J Neurol Surg A Cent Eur Neurosurg 2020; 81(04): 297-301
DOI: 10.1055/s-0040-1701235
Original Article
Georg Thieme Verlag KG Stuttgart · New York

Pulmonary Complications and Sepsis Following Severe Acute Subdural Hematoma in Patients Who Underwent Craniotomy versus Craniectomy: A Propensity Score Matched Analysis

Nasim Ahmed
1   Division of Trauma and Surgical Critical Care, Jersey Shore University Medical Center, Neptune, New Jersey, United States
,
Patricia Greenberg
2   Department of Research Administration, Jersey Shore University Medical Center, Neptune, New Jersey, United States
,
Seung Hoon Shin
1   Division of Trauma and Surgical Critical Care, Jersey Shore University Medical Center, Neptune, New Jersey, United States
› Author Affiliations
Further Information

Publication History

10 July 2019

01 November 2019

Publication Date:
03 March 2020 (online)

Abstract

Background The purpose of the study was to evaluate the impact of craniotomy (CO) and decompressive craniectomy (DC) for evacuation of acute subdural hematoma (SDH) on pulmonary complications and sepsis.
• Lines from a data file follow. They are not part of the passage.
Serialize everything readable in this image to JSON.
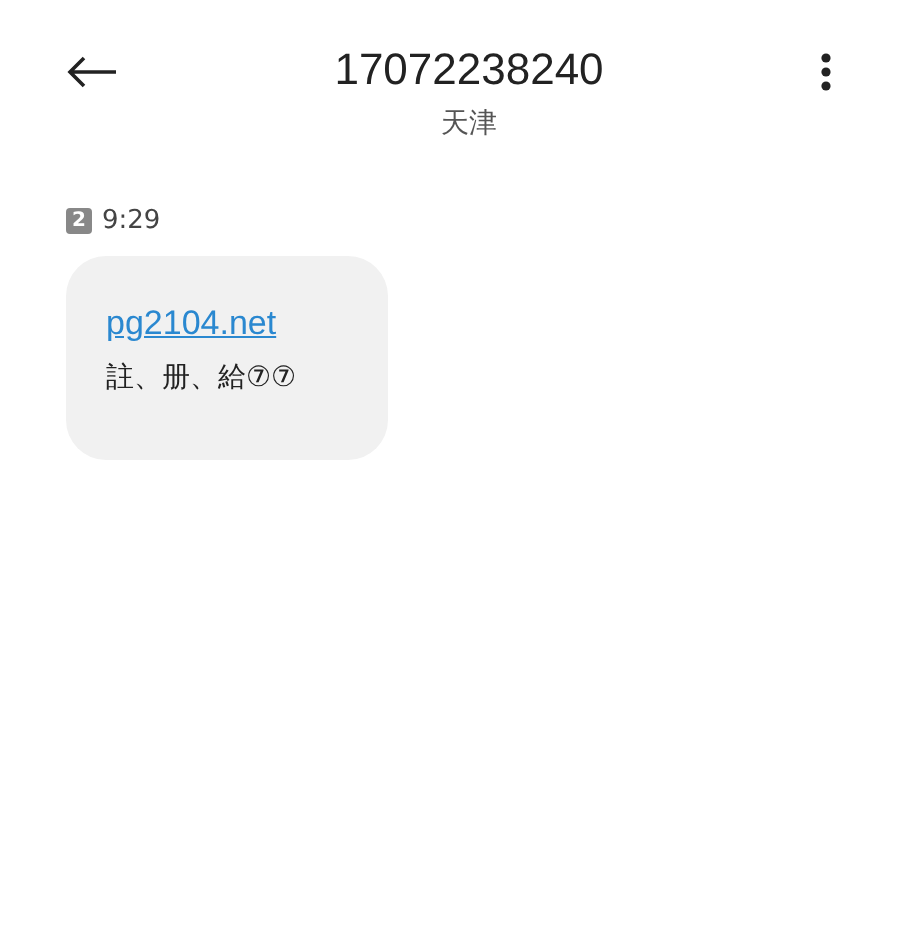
{
  "header": {
    "title": "17072238240",
    "subtitle": "天津"
  },
  "messages": [
    {
      "sim": "2",
      "time": "9:29",
      "link": "pg2104.net",
      "text": "註、册、給⑦⑦"
    }
  ]
}
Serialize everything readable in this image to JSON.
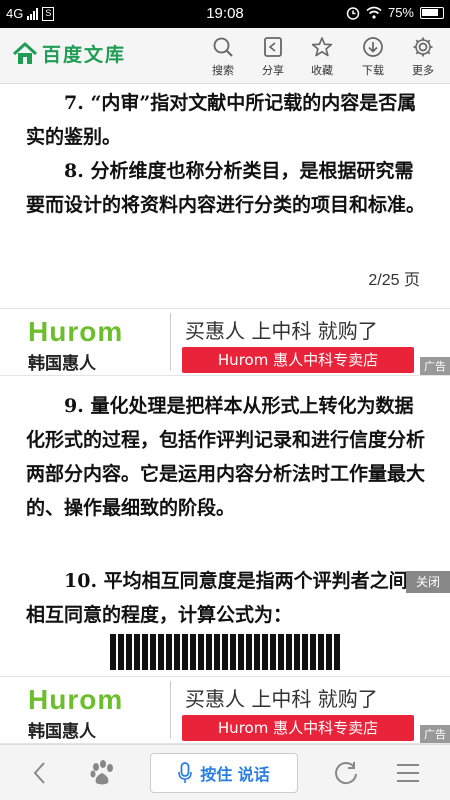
{
  "status": {
    "network": "4G",
    "sim_label": "S",
    "time": "19:08",
    "battery": "75%"
  },
  "header": {
    "app_name": "百度文库",
    "tools": [
      {
        "label": "搜索",
        "icon": "search-icon"
      },
      {
        "label": "分享",
        "icon": "share-icon"
      },
      {
        "label": "收藏",
        "icon": "star-icon"
      },
      {
        "label": "下载",
        "icon": "download-icon"
      },
      {
        "label": "更多",
        "icon": "gear-icon"
      }
    ]
  },
  "document": {
    "p7": "7. “内审”指对文献中所记载的内容是否属实的鉴别。",
    "p8": "8. 分析维度也称分析类目，是根据研究需要而设计的将资料内容进行分类的项目和标准。",
    "page_number": "2/25 页",
    "p9": "9. 量化处理是把样本从形式上转化为数据化形式的过程，包括作评判记录和进行信度分析两部分内容。它是运用内容分析法时工作量最大的、操作最细致的阶段。",
    "p10": "10. 平均相互同意度是指两个评判者之间相互同意的程度，计算公式为："
  },
  "ads": [
    {
      "logo": "Hurom",
      "brand_cn": "韩国惠人",
      "slogan": "买惠人 上中科 就购了",
      "cta": "Hurom 惠人中科专卖店",
      "tag": "广告"
    },
    {
      "logo": "Hurom",
      "brand_cn": "韩国惠人",
      "slogan": "买惠人 上中科 就购了",
      "cta": "Hurom 惠人中科专卖店",
      "tag": "广告"
    }
  ],
  "close_ad_label": "关闭",
  "bottom": {
    "voice_label": "按住 说话"
  },
  "colors": {
    "brand_green": "#1f9d55",
    "ad_red": "#e8233a",
    "voice_blue": "#2a7de1"
  }
}
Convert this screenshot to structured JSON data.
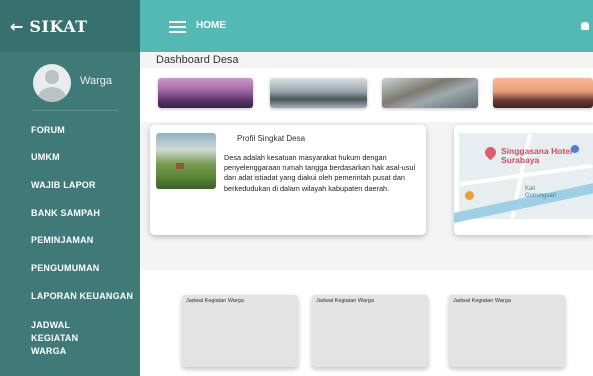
{
  "app": {
    "back_icon": "arrow-left-icon",
    "title": "SIKAT"
  },
  "user": {
    "name": "Warga",
    "avatar_icon": "user-avatar-icon"
  },
  "sidebar": {
    "items": [
      {
        "label": "FORUM"
      },
      {
        "label": "UMKM"
      },
      {
        "label": "WAJIB LAPOR"
      },
      {
        "label": "BANK SAMPAH"
      },
      {
        "label": "PEMINJAMAN"
      },
      {
        "label": "PENGUMUMAN"
      },
      {
        "label": "LAPORAN KEUANGAN"
      },
      {
        "label": "JADWAL KEGIATAN WARGA"
      }
    ]
  },
  "topbar": {
    "menu_icon": "hamburger-icon",
    "home_label": "HOME",
    "notif_icon": "bell-icon"
  },
  "dashboard": {
    "title": "Dashboard Desa"
  },
  "profile": {
    "title": "Profil Singkat Desa",
    "text": "Desa adalah kesatuan masyarakat hukum dengan penyelenggaraan rumah tangga berdasarkan hak asal-usul dan adat istiadat yang diakui oleh pemerintah pusat dan berkedudukan di dalam wilayah kabupaten daerah."
  },
  "map": {
    "place": "Singgasana Hotel Surabaya",
    "river": "Kali Gunungsari"
  },
  "schedule": {
    "cards": [
      {
        "title": "Jadwal Kegiatan Warga"
      },
      {
        "title": "Jadwal Kegiatan Warga"
      },
      {
        "title": "Jadwal Kegiatan Warga"
      }
    ]
  },
  "colors": {
    "sidebar": "#3f7a78",
    "brand": "#37716f",
    "topbar": "#54b9b5",
    "content_bg": "#f4f4f4"
  }
}
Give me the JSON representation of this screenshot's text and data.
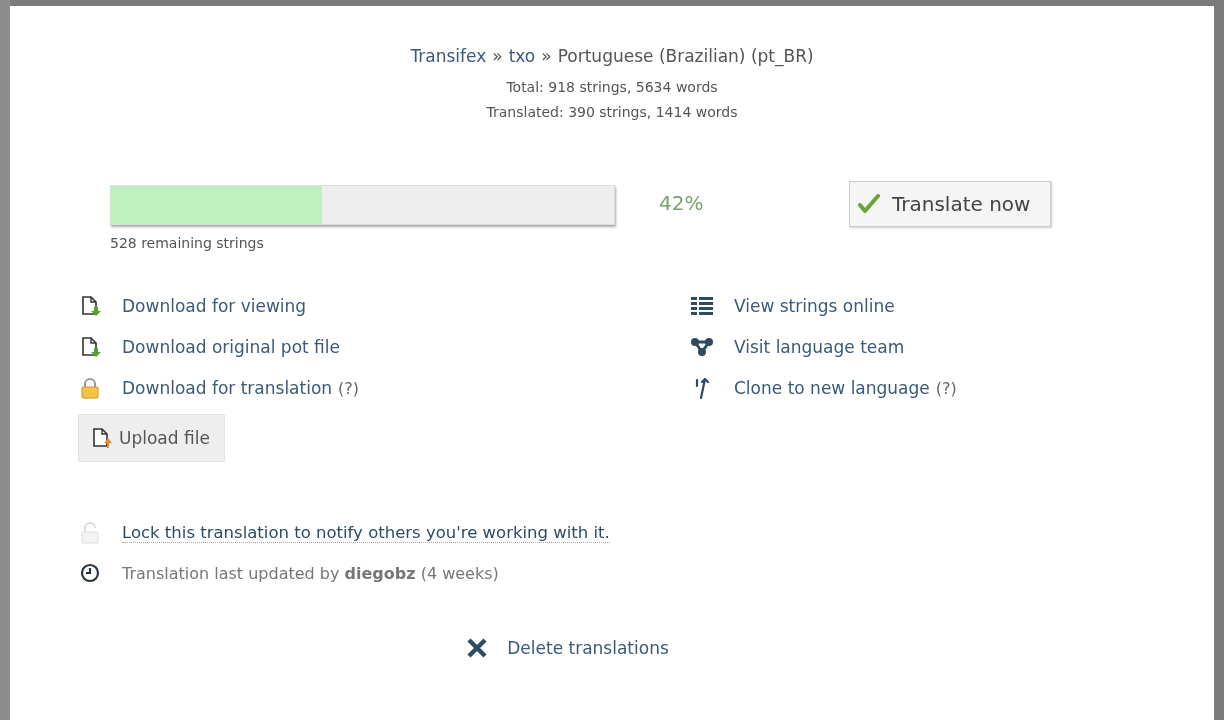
{
  "breadcrumb": [
    {
      "text": "Transifex",
      "kind": "link"
    },
    {
      "text": "»",
      "kind": "separator"
    },
    {
      "text": "txo",
      "kind": "link"
    },
    {
      "text": "»",
      "kind": "separator"
    },
    {
      "text": "Portuguese (Brazilian) (pt_BR)",
      "kind": "current"
    }
  ],
  "stats": [
    "Total: 918 strings, 5634 words",
    "Translated: 390 strings, 1414 words"
  ],
  "progress": {
    "level": 0.42,
    "percent": "42%",
    "remaining": "528 remaining strings"
  },
  "translate_button": "Translate now",
  "left_actions": [
    {
      "label": "Download for viewing",
      "kind": "download"
    },
    {
      "label": "Download original pot file",
      "kind": "download"
    },
    {
      "label": "Download for translation",
      "hint": "(?)",
      "kind": "lock"
    }
  ],
  "upload_button": "Upload file",
  "right_actions": [
    {
      "label": "View strings online",
      "kind": "list"
    },
    {
      "label": "Visit language team",
      "kind": "team"
    },
    {
      "label": "Clone to new language",
      "hint": "(?)",
      "kind": "clone"
    }
  ],
  "lock_link": "Lock this translation to notify others you're working with it.",
  "last_updated": "Translation last updated by **diegobz** (4 weeks)",
  "delete_link": "Delete translations"
}
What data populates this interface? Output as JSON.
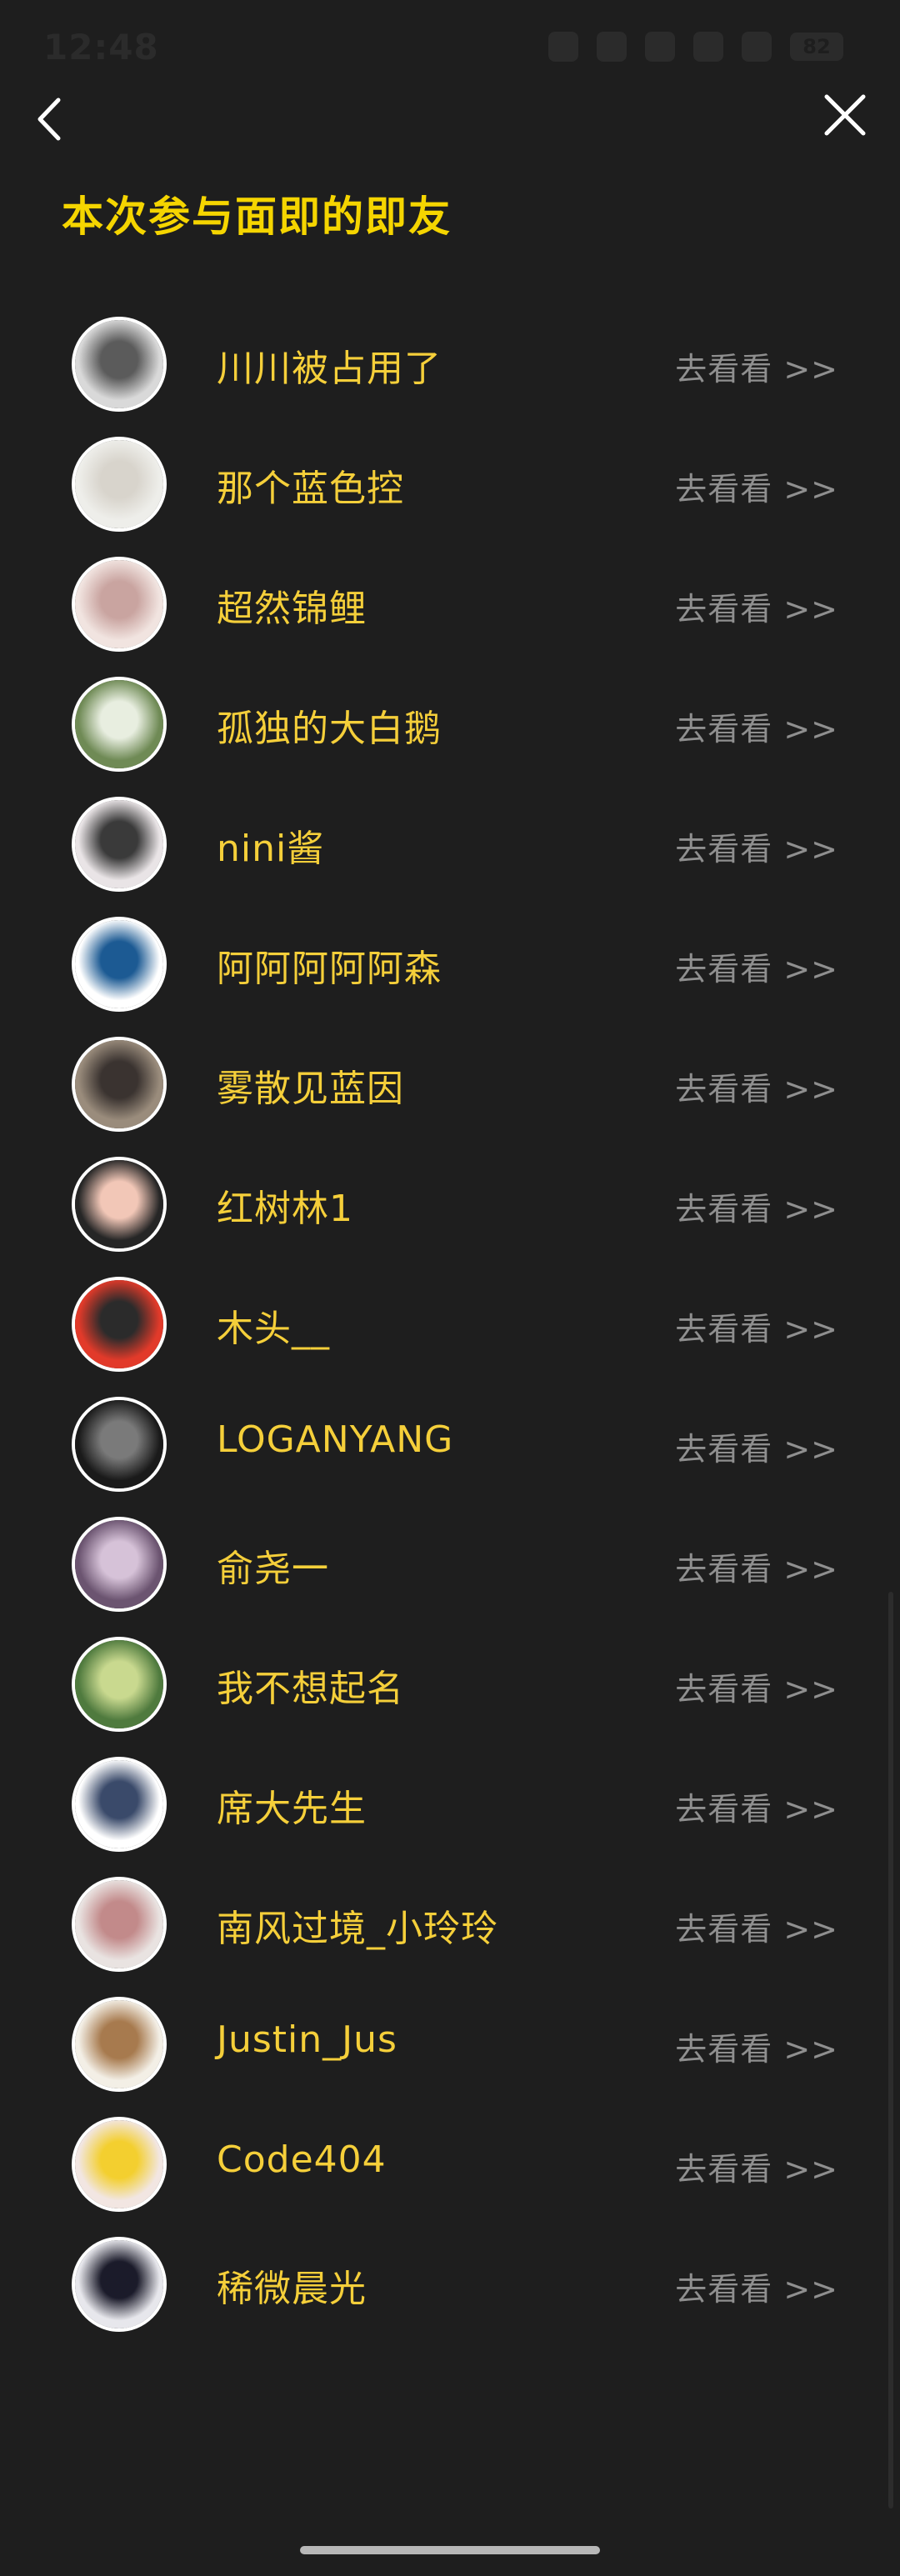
{
  "status_bar": {
    "time": "12:48",
    "battery": "82"
  },
  "header": {
    "title": "本次参与面即的即友"
  },
  "friends": [
    {
      "name": "川川被占用了",
      "action": "去看看 >>",
      "avatar_colors": [
        "#d9d9d9",
        "#5b5b5b"
      ]
    },
    {
      "name": "那个蓝色控",
      "action": "去看看 >>",
      "avatar_colors": [
        "#eeeeea",
        "#d8d4cc"
      ]
    },
    {
      "name": "超然锦鲤",
      "action": "去看看 >>",
      "avatar_colors": [
        "#f1e4e0",
        "#c9a4a0"
      ]
    },
    {
      "name": "孤独的大白鹅",
      "action": "去看看 >>",
      "avatar_colors": [
        "#6f8a55",
        "#e8eee0"
      ]
    },
    {
      "name": "nini酱",
      "action": "去看看 >>",
      "avatar_colors": [
        "#e9e4e6",
        "#3a3a3a"
      ]
    },
    {
      "name": "阿阿阿阿阿森",
      "action": "去看看 >>",
      "avatar_colors": [
        "#ffffff",
        "#1c5a93"
      ]
    },
    {
      "name": "雾散见蓝因",
      "action": "去看看 >>",
      "avatar_colors": [
        "#9a8c7c",
        "#3a3330"
      ]
    },
    {
      "name": "红树林1",
      "action": "去看看 >>",
      "avatar_colors": [
        "#262626",
        "#f2c7b7"
      ]
    },
    {
      "name": "木头__",
      "action": "去看看 >>",
      "avatar_colors": [
        "#e23a2a",
        "#2b2b2b"
      ]
    },
    {
      "name": "LOGANYANG",
      "action": "去看看 >>",
      "avatar_colors": [
        "#1a1a1a",
        "#7a7a7a"
      ]
    },
    {
      "name": "俞尧一",
      "action": "去看看 >>",
      "avatar_colors": [
        "#6b5470",
        "#d6c2d8"
      ]
    },
    {
      "name": "我不想起名",
      "action": "去看看 >>",
      "avatar_colors": [
        "#4f7a3e",
        "#c9d98f"
      ]
    },
    {
      "name": "席大先生",
      "action": "去看看 >>",
      "avatar_colors": [
        "#ffffff",
        "#3a4a6a"
      ]
    },
    {
      "name": "南风过境_小玲玲",
      "action": "去看看 >>",
      "avatar_colors": [
        "#e9e3e1",
        "#c28a8a"
      ]
    },
    {
      "name": "Justin_Jus",
      "action": "去看看 >>",
      "avatar_colors": [
        "#f3efe6",
        "#a77a4e"
      ]
    },
    {
      "name": "Code404",
      "action": "去看看 >>",
      "avatar_colors": [
        "#f2e6e2",
        "#f3cf2f"
      ]
    },
    {
      "name": "稀微晨光",
      "action": "去看看 >>",
      "avatar_colors": [
        "#e7e7ec",
        "#1b1b2a"
      ]
    }
  ],
  "colors": {
    "background": "#1e1e1e",
    "title": "#f5d500",
    "name": "#f5cf3a",
    "action": "#8f8f8f"
  }
}
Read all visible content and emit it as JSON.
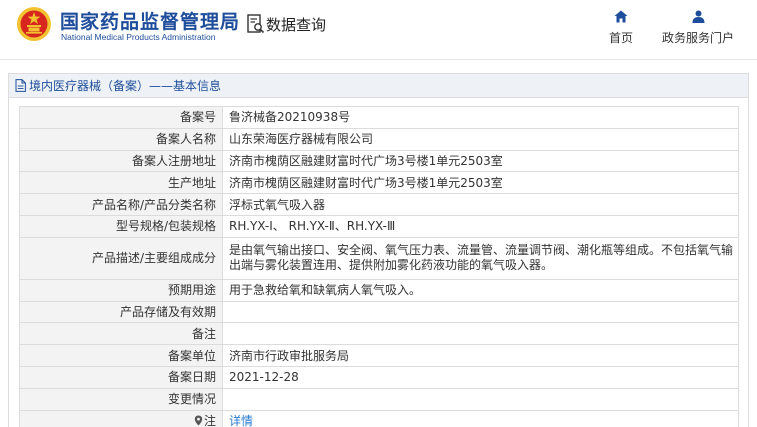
{
  "header": {
    "agency_name_cn": "国家药品监督管理局",
    "agency_name_en": "National Medical Products Administration",
    "page_title": "数据查询",
    "nav": [
      {
        "label": "首页",
        "icon": "home-icon"
      },
      {
        "label": "政务服务门户",
        "icon": "user-icon"
      }
    ]
  },
  "section": {
    "title": "境内医疗器械（备案）——基本信息"
  },
  "record": [
    {
      "label": "备案号",
      "value": "鲁济械备20210938号"
    },
    {
      "label": "备案人名称",
      "value": "山东荣海医疗器械有限公司"
    },
    {
      "label": "备案人注册地址",
      "value": "济南市槐荫区融建财富时代广场3号楼1单元2503室"
    },
    {
      "label": "生产地址",
      "value": "济南市槐荫区融建财富时代广场3号楼1单元2503室"
    },
    {
      "label": "产品名称/产品分类名称",
      "value": "浮标式氧气吸入器"
    },
    {
      "label": "型号规格/包装规格",
      "value": "RH.YX-Ⅰ、 RH.YX-Ⅱ、RH.YX-Ⅲ"
    },
    {
      "label": "产品描述/主要组成成分",
      "value": "是由氧气输出接口、安全阀、氧气压力表、流量管、流量调节阀、潮化瓶等组成。不包括氧气输出端与雾化装置连用、提供附加雾化药液功能的氧气吸入器。"
    },
    {
      "label": "预期用途",
      "value": "用于急救给氧和缺氧病人氧气吸入。"
    },
    {
      "label": "产品存储及有效期",
      "value": ""
    },
    {
      "label": "备注",
      "value": ""
    },
    {
      "label": "备案单位",
      "value": "济南市行政审批服务局"
    },
    {
      "label": "备案日期",
      "value": "2021-12-28"
    },
    {
      "label": "变更情况",
      "value": ""
    },
    {
      "label": "注",
      "value": "详情"
    }
  ],
  "colors": {
    "brand_blue": "#1e4d9b",
    "emblem_red": "#d7261e",
    "emblem_gold": "#f2c230",
    "link_blue": "#2a7bd3",
    "label_bg": "#f3f3f3",
    "border": "#dcdcdc"
  }
}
Methods Study data were obtained from the National Trauma Data Bank (2007–2010). Only patients who met all of the following criteria were included in this analysis: sustained blunt injuries, presented with severe traumatic brain injury, sustained an associated SDH, presented with an initial Glasgow Coma Scale (GCS) score ≤ 8 and an Abbreviated Injury Scale score of head ≥ 3, and underwent a CO or DC within 4 hours of hospital arrival. Patient characteristics and outcomes were compared between CO and DC, the two procedural groups. The data were first compared between the two unmatched groups; then propensity score matching and a matched pairs analysis were performed.

Results From the total population of 2,370 patients, 1,852 (78%) of them underwent CO, and the remaining 518 (22%) underwent DC. Some differences were found between the CO and DC groups regarding age (mean [standard deviation (SD)]: 47.9 years [22.8] versus 39.6 years [20.1]; p < 0.001), sex (male: 70.1% versus 74.7%; p = 0.05), race (white: 77.4% versus 73.4%; p = 0.06), the injury mechanism (fall: 50.7% versus 33.2%; p < 0.001), Injury Severity Score (mean [SD]: 28.0 [9.3] versus 30.5 [10.0]; p < 0.001), and GCS score (median [interquartile range] 3 [3–5] versus 3 [3–4])). After the propensity score matching, no significant differences were found between the groups on the variables just listed (all p > 0.05). No significant differences were seen between the CO and DC groups in the incidences of these conditions: acute respiratory distress syndrome (ARDS) (12.0% versus 8.1%; p = 0.20), pneumonia (34.9% versus 37.6%; p = 0.60), pulmonary embolism (PE) (3.5% versus 1.6%; p = 0.30), and systemic sepsis (6.2% versus 8.1%; p = 0.5).

Conclusion Although most of the patients underwent CO for acute SDH, no significant differences were observed in the incidence of ARDS, pneumonia, PE, or systemic sepsis when compared with patients who underwent DC.

Note

This study was presented at 38th Annual Meeting of the Surgical Infection Society; April 22–25, 2018, Westlake Village, CA.